Review: The Void Rains Upon Her Heart [PC]

Release Date
14/02/2018
Platform
PC
Publisher / Developer
The Hidden Levels / Veyeral Games
Genre
Shoot ‘Em Up
Player(s)
Single-player
Rating
?

The true challenge of a shooting game is not simply completing them, but completing them ‘in one coin’. Now before I even typed that out I realised that will require some explanation as most of the people reading this will have no knowledge of the coin swilling vortex that a video game arcade used to be. Put simply beating a shooting game ‘in one coin’ is finishing the game without continuing after losing all the lives the game gives you at the start. This was even the premise of one of the all-time great movie boasts near the end of Fulltime Killer.

Even as shooters disappeared from arcades (and arcades transformed into card game hybrids or PC-café) shooting games continued placing the one coin at the top of the tree of sephiroth often reserving an extra stage or ending to reward players who achieved it. But while every game hoped that you would beat it in one coin, no game I had seen built its structure around it. Until I played The Void Rains Upon Her Heart.

The Void Rains Upon Her Heart is a sideways oriented curtain shooter in the vein of the Gundemonium Collection. But it has two twists to the usual way these games work. Firstly each stage is a boss battle without the usual preamble of mooks and sub-bosses that normally proceed them. The other is that the game requires you to beat it with a single life bar. Lose all that life and you must start all over again with only the knowledge from previous failures saved to your file allowing you to plan ahead just that little bit better the next time.

If this sounds suspiciously almost like the video game Rouge you would be correct, the game is almost Rouge-like in the way it deals with death. This means that you gain knowledge about the enemies and the bonuses for beating them in a much more rewarding way then just remembering them through replays. As you play, the game builds up its own little encyclopedia about the bosses’ stats and drops that you can further expand your knowledge. So that what initially seems like a daunting and unknowable odyssey eventually becomes something you can start to see the end of as it grows with the players own mechanical skill at the game.

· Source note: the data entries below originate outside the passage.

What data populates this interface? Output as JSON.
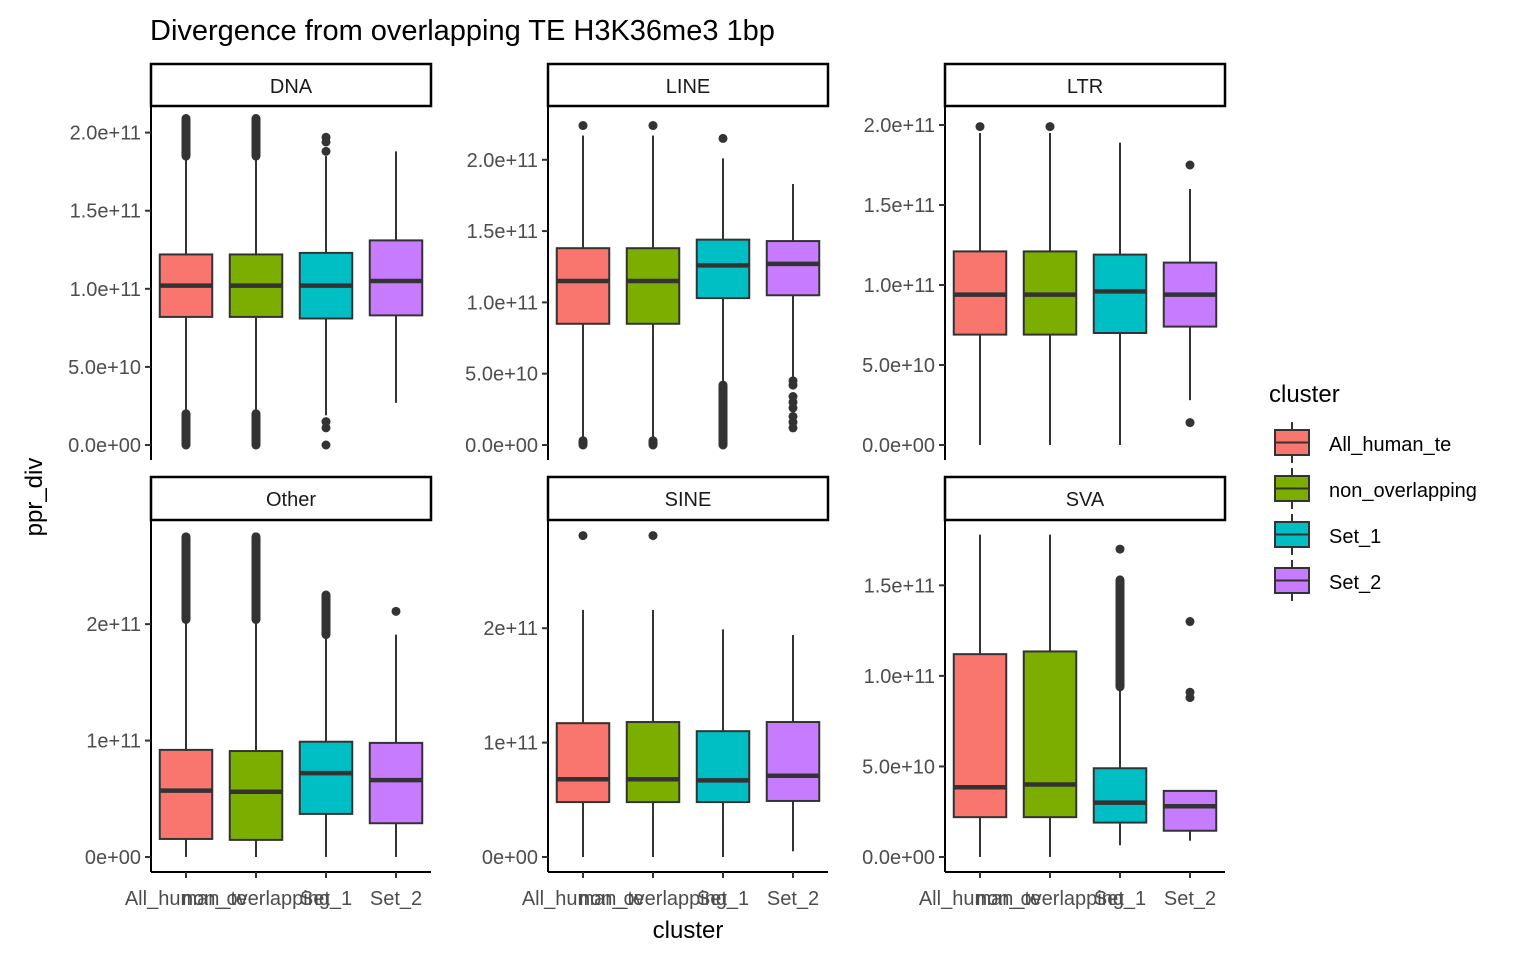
{
  "chart_data": {
    "type": "boxplot",
    "title": "Divergence from overlapping TE H3K36me3 1bp",
    "xlabel": "cluster",
    "ylabel": "ppr_div",
    "categories": [
      "All_human_te",
      "non_overlapping",
      "Set_1",
      "Set_2"
    ],
    "colors": {
      "All_human_te": "#F8766D",
      "non_overlapping": "#7CAE00",
      "Set_1": "#00BFC4",
      "Set_2": "#C77CFF"
    },
    "legend": {
      "title": "cluster",
      "position": "right",
      "items": [
        "All_human_te",
        "non_overlapping",
        "Set_1",
        "Set_2"
      ]
    },
    "grid": false,
    "facets": [
      {
        "name": "DNA",
        "ylim": [
          0,
          210000000000.0
        ],
        "yticks": [
          0,
          50000000000.0,
          100000000000.0,
          150000000000.0,
          200000000000.0
        ],
        "ytick_labels": [
          "0.0e+00",
          "5.0e+10",
          "1.0e+11",
          "1.5e+11",
          "2.0e+11"
        ],
        "boxes": [
          {
            "cat": "All_human_te",
            "lw": 21000000000.0,
            "q1": 82000000000.0,
            "med": 102000000000.0,
            "q3": 122000000000.0,
            "uw": 183000000000.0,
            "out_lo": [
              0,
              20000000000.0
            ],
            "out_hi": [
              185000000000.0,
              209000000000.0
            ]
          },
          {
            "cat": "non_overlapping",
            "lw": 21000000000.0,
            "q1": 82000000000.0,
            "med": 102000000000.0,
            "q3": 122000000000.0,
            "uw": 183000000000.0,
            "out_lo": [
              0,
              20000000000.0
            ],
            "out_hi": [
              185000000000.0,
              209000000000.0
            ]
          },
          {
            "cat": "Set_1",
            "lw": 19000000000.0,
            "q1": 81000000000.0,
            "med": 102000000000.0,
            "q3": 123000000000.0,
            "uw": 185000000000.0,
            "out_pts": [
              0,
              11000000000.0,
              15000000000.0,
              188000000000.0,
              194000000000.0,
              197000000000.0
            ]
          },
          {
            "cat": "Set_2",
            "lw": 27000000000.0,
            "q1": 83000000000.0,
            "med": 105000000000.0,
            "q3": 131000000000.0,
            "uw": 188000000000.0,
            "out_pts": []
          }
        ]
      },
      {
        "name": "LINE",
        "ylim": [
          0,
          230000000000.0
        ],
        "yticks": [
          0,
          50000000000.0,
          100000000000.0,
          150000000000.0,
          200000000000.0
        ],
        "ytick_labels": [
          "0.0e+00",
          "5.0e+10",
          "1.0e+11",
          "1.5e+11",
          "2.0e+11"
        ],
        "boxes": [
          {
            "cat": "All_human_te",
            "lw": 4000000000.0,
            "q1": 85000000000.0,
            "med": 115000000000.0,
            "q3": 138000000000.0,
            "uw": 217000000000.0,
            "out_lo": [
              0,
              3000000000.0
            ],
            "out_pts": [
              224000000000.0
            ]
          },
          {
            "cat": "non_overlapping",
            "lw": 4000000000.0,
            "q1": 85000000000.0,
            "med": 115000000000.0,
            "q3": 138000000000.0,
            "uw": 217000000000.0,
            "out_lo": [
              0,
              3000000000.0
            ],
            "out_pts": [
              224000000000.0
            ]
          },
          {
            "cat": "Set_1",
            "lw": 44000000000.0,
            "q1": 103000000000.0,
            "med": 126000000000.0,
            "q3": 144000000000.0,
            "uw": 201000000000.0,
            "out_lo": [
              0,
              42000000000.0
            ],
            "out_pts": [
              215000000000.0
            ]
          },
          {
            "cat": "Set_2",
            "lw": 47000000000.0,
            "q1": 105000000000.0,
            "med": 127000000000.0,
            "q3": 143000000000.0,
            "uw": 183000000000.0,
            "out_pts": [
              12000000000.0,
              16000000000.0,
              20000000000.0,
              26000000000.0,
              30000000000.0,
              34000000000.0,
              42000000000.0,
              45000000000.0
            ]
          }
        ]
      },
      {
        "name": "LTR",
        "ylim": [
          0,
          205000000000.0
        ],
        "yticks": [
          0,
          50000000000.0,
          100000000000.0,
          150000000000.0,
          200000000000.0
        ],
        "ytick_labels": [
          "0.0e+00",
          "5.0e+10",
          "1.0e+11",
          "1.5e+11",
          "2.0e+11"
        ],
        "boxes": [
          {
            "cat": "All_human_te",
            "lw": 0,
            "q1": 69000000000.0,
            "med": 94000000000.0,
            "q3": 121000000000.0,
            "uw": 195000000000.0,
            "out_pts": [
              199000000000.0
            ]
          },
          {
            "cat": "non_overlapping",
            "lw": 0,
            "q1": 69000000000.0,
            "med": 94000000000.0,
            "q3": 121000000000.0,
            "uw": 195000000000.0,
            "out_pts": [
              199000000000.0
            ]
          },
          {
            "cat": "Set_1",
            "lw": 0,
            "q1": 70000000000.0,
            "med": 96000000000.0,
            "q3": 119000000000.0,
            "uw": 189000000000.0,
            "out_pts": []
          },
          {
            "cat": "Set_2",
            "lw": 28000000000.0,
            "q1": 74000000000.0,
            "med": 94000000000.0,
            "q3": 114000000000.0,
            "uw": 160000000000.0,
            "out_pts": [
              14000000000.0,
              175000000000.0
            ]
          }
        ]
      },
      {
        "name": "Other",
        "ylim": [
          0,
          280000000000.0
        ],
        "yticks": [
          0,
          100000000000.0,
          200000000000.0
        ],
        "ytick_labels": [
          "0e+00",
          "1e+11",
          "2e+11"
        ],
        "boxes": [
          {
            "cat": "All_human_te",
            "lw": 0,
            "q1": 15500000000.0,
            "med": 57000000000.0,
            "q3": 92000000000.0,
            "uw": 202000000000.0,
            "out_lo": [
              204000000000.0,
              275000000000.0
            ]
          },
          {
            "cat": "non_overlapping",
            "lw": 0,
            "q1": 14700000000.0,
            "med": 56000000000.0,
            "q3": 91000000000.0,
            "uw": 202000000000.0,
            "out_lo": [
              204000000000.0,
              275000000000.0
            ]
          },
          {
            "cat": "Set_1",
            "lw": 0,
            "q1": 37000000000.0,
            "med": 72000000000.0,
            "q3": 99000000000.0,
            "uw": 190000000000.0,
            "out_lo": [
              191000000000.0,
              225000000000.0
            ]
          },
          {
            "cat": "Set_2",
            "lw": 0,
            "q1": 29000000000.0,
            "med": 66000000000.0,
            "q3": 98000000000.0,
            "uw": 191000000000.0,
            "out_pts": [
              211000000000.0
            ]
          }
        ]
      },
      {
        "name": "SINE",
        "ylim": [
          0,
          285000000000.0
        ],
        "yticks": [
          0,
          100000000000.0,
          200000000000.0
        ],
        "ytick_labels": [
          "0e+00",
          "1e+11",
          "2e+11"
        ],
        "boxes": [
          {
            "cat": "All_human_te",
            "lw": 0,
            "q1": 48000000000.0,
            "med": 68000000000.0,
            "q3": 117000000000.0,
            "uw": 216000000000.0,
            "out_pts": [
              281000000000.0
            ]
          },
          {
            "cat": "non_overlapping",
            "lw": 0,
            "q1": 48000000000.0,
            "med": 68000000000.0,
            "q3": 118000000000.0,
            "uw": 216000000000.0,
            "out_pts": [
              281000000000.0
            ]
          },
          {
            "cat": "Set_1",
            "lw": 0,
            "q1": 48000000000.0,
            "med": 67000000000.0,
            "q3": 110000000000.0,
            "uw": 199000000000.0,
            "out_pts": []
          },
          {
            "cat": "Set_2",
            "lw": 5000000000.0,
            "q1": 49000000000.0,
            "med": 71000000000.0,
            "q3": 118000000000.0,
            "uw": 194000000000.0,
            "out_pts": []
          }
        ]
      },
      {
        "name": "SVA",
        "ylim": [
          0,
          180000000000.0
        ],
        "yticks": [
          0,
          50000000000.0,
          100000000000.0,
          150000000000.0
        ],
        "ytick_labels": [
          "0.0e+00",
          "5.0e+10",
          "1.0e+11",
          "1.5e+11"
        ],
        "boxes": [
          {
            "cat": "All_human_te",
            "lw": 0,
            "q1": 22000000000.0,
            "med": 38500000000.0,
            "q3": 112000000000.0,
            "uw": 178000000000.0,
            "out_pts": []
          },
          {
            "cat": "non_overlapping",
            "lw": 0,
            "q1": 22000000000.0,
            "med": 40000000000.0,
            "q3": 113500000000.0,
            "uw": 178000000000.0,
            "out_pts": []
          },
          {
            "cat": "Set_1",
            "lw": 6500000000.0,
            "q1": 19000000000.0,
            "med": 30000000000.0,
            "q3": 49000000000.0,
            "uw": 92000000000.0,
            "out_lo": [
              94000000000.0,
              153000000000.0
            ],
            "out_pts": [
              170000000000.0
            ]
          },
          {
            "cat": "Set_2",
            "lw": 9000000000.0,
            "q1": 14500000000.0,
            "med": 28000000000.0,
            "q3": 36500000000.0,
            "uw": 36500000000.0,
            "out_pts": [
              88000000000.0,
              91000000000.0,
              130000000000.0
            ]
          }
        ]
      }
    ]
  },
  "x_tick_labels": [
    "All_human_te",
    "non_overlapping",
    "Set_1",
    "Set_2"
  ]
}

But while The Void Rains Upon Her Heart works well with its two main advantages it does drop the ball in other areas. Enemies can often get away from you by moving to the far left side of the screen where you cannot hit them without a rare upgrade rendering you useless for a noticeable period of time. There is also a minimal connection between the visuals of the game you play and the story told to us in the cutscenes. For shooters, this often is not a problem but The Void Rains Upon Her Heart seems to really be trying to tell a story of the constant adversity faced by people every day and how they overcome it. Right now it currently does not tell that story in a way that takes advantage of its medium.

I say right now because all this could change. The Void Rains Upon Her Heart is still in early access on steam and was significantly updated while I was playing it for review so many of these problems could be acted upon before its full release. I really hope so because despite its few faults The Void Rains Upon Her Heart has the freshest take on what you can do with a shoot-’em-up game since Suguri.

Verdict

A game still in development so this score could improve. I really hope so as this is a truly fresh take on what can be done with the shoot-’em-up genre and was a joy to play. I look forward to furthering refinement as development on the game continues.